Handbuch der Religions- und Kirchengeschichte der böhmischen Länder und Tschechiens im 20. Jahrhundert. Herausgegeben von Martin Schulze Wessel und Martin Zückert. München: Oldenbourg, 2009. XXXIV, 950 S. ISBN: 978-3-486-58957-3.

Die Kirchengeschichte setzt sich als modernes Forschungsthema mit den entsprechenden Themen, Fragestellungen und Methoden nach der Wende in der tschechischen Geschichtswissenschaft nur langsam durch. Viele Themen werden im Land selbst erstmals diskutiert, die gesamte Geschichte der Deutschen in den böhmischen Ländern musste neu konzipiert und geschrieben werden. Zeitgeschichte diente in vielen Fällen eher zur Äußerung dringender subjektiver Gefühle als zur möglichst objektiven Aufarbeitung einer geschichtlichen Materie. Schon in der zweiten Hälfte der neunziger Jahre entstand im Umkreis von Historikern, die sich im engeren oder weiteren Sinn mit Kirchengeschichte beschäftigten, die Idee eines Handbuches zur Kirchengeschichte der böhmischen Länder vom frühen Mittelalter bis ins 20. Jahrhundert. Dieses sollte unter der Schirmherrschaft des Historischen Instituts der Tschechischen Akademie der Wissenschaften vorbereitet werden, was leider scheiterte. Das hier vorgestellte Handbuch kann aber als ein wichtiger Schritt zur Erreichung dieses Zieles verstanden werden.

Das Handbuch der Religions- und Kirchengeschichte entstand in Kooperation tschechischer und deutscher Experten und beschreibt nicht nur das konfessionelle Leben. Es ist in einen breiten gesellschaftlichen Kontext eingebettet worden. Das Handbuch bleibt nicht auf das 20. Jahrhundert beschränkt. Der erste Teil richtet in vielen Texten den Blick logischerweise zurück auf die Lage im 19. Jahrhundert.

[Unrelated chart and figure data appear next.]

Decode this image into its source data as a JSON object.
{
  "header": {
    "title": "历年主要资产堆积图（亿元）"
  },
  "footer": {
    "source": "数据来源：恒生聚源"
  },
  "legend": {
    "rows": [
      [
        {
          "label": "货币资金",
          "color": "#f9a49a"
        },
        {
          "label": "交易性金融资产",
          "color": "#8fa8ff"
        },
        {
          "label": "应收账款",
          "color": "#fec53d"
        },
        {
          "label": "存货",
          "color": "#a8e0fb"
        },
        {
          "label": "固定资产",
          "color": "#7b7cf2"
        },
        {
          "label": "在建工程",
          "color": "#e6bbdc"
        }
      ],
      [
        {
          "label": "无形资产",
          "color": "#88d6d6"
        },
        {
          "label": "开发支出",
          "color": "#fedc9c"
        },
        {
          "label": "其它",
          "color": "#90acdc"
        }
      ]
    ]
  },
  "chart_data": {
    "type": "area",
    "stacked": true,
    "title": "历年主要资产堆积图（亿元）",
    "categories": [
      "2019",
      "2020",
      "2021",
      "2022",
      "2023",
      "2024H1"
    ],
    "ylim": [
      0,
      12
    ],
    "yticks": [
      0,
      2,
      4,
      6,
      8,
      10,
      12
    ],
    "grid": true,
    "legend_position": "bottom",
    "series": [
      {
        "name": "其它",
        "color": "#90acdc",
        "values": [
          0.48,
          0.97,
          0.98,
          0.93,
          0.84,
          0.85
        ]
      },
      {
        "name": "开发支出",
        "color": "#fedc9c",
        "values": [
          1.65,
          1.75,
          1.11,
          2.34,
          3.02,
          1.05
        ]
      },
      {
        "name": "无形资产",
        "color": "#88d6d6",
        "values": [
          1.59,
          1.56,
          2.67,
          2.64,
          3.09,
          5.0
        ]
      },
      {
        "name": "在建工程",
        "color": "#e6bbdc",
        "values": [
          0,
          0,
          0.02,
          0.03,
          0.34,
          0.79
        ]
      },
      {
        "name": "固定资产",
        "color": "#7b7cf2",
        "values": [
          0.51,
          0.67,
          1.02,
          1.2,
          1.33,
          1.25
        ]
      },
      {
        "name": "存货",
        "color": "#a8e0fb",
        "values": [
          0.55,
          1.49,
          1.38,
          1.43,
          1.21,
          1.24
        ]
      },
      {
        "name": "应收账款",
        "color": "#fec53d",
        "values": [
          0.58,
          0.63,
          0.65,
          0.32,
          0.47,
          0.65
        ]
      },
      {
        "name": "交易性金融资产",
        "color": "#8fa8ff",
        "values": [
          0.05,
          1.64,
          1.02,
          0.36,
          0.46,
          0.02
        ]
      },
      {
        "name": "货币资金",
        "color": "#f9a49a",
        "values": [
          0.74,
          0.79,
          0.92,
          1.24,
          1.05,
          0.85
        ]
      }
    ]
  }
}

Die Gliederung des Handbuches besteht aus drei Ebenen. Nach dem Vorwort folgt die umfassende, aber übersichtliche Einführung von Martin Schulze Wessel in Religion und Politik in den böhmischen Ländern und Tschechien im 20. Jahrhundert. Es folgt eine Auswahlbibliographie, die vielleicht in diesem Fall überflüssig ist, denn auf der zweiten Ebene begleiten passende Auswahlbibliographien die einzelnen Zeitabschnitte. Es folgen Beiträge über Kirchen oder konfessionelle Problematiken in verschiedenen Zeitperioden. Über die Wahl der geschichtlichen Meilensteine wäre in einem Fall zu diskutieren, ob es nicht logischer wäre, die Jahre 19381948 auf zwei Zeitabschnitte (19381945 und 19451989) aufzuteilen. Andererseits ist diese Gliederung für die Endperiode der Existenz der „deutschen Kirchen“ in Böhmen doch wiederum sinnvoll.

Wie bereits erwähnt, ist für das Verständnis der Texte zur ersten Periode 19181938 die Entwicklung der Kirchen im 19. Jahrhundert wichtig. Das wird schon in der Einleitung (Pavel Marek Verhältnis zwischen Staat und Kirchen) deutlich. Denn trotz aller Deklarationen entstand doch der neue Staat als Nachfolger der Habsburgermonarchie. Es war unmöglich, alles neu aufzubauen, und besonders die ersten Jahre sahen eine komplizierte Entwicklung, vor allem wegen der weitreichenden Veränderungsvorstellungen des Staates – in erster Linie im Verhältnis zur katholischen Kirche und der alltäglichen Realität. In diesem Kontext ist auch der zwar kurz gefasste, aber sehr illustrative Beitrag von Martin Schulze Wessel über das Entstehen und die Entwicklung der Tschechoslowakischen Kirche sehr wichtig. Der Beitrag „Die Deutsche evangelische Kirche in Böhmen, Mähren und Schlesien.“ (Maria Heinke-Probst) hätte etwas mehr Sorgfalt verdient. Es fehlen darin auch neuere tschechische Arbeiten zum Thema.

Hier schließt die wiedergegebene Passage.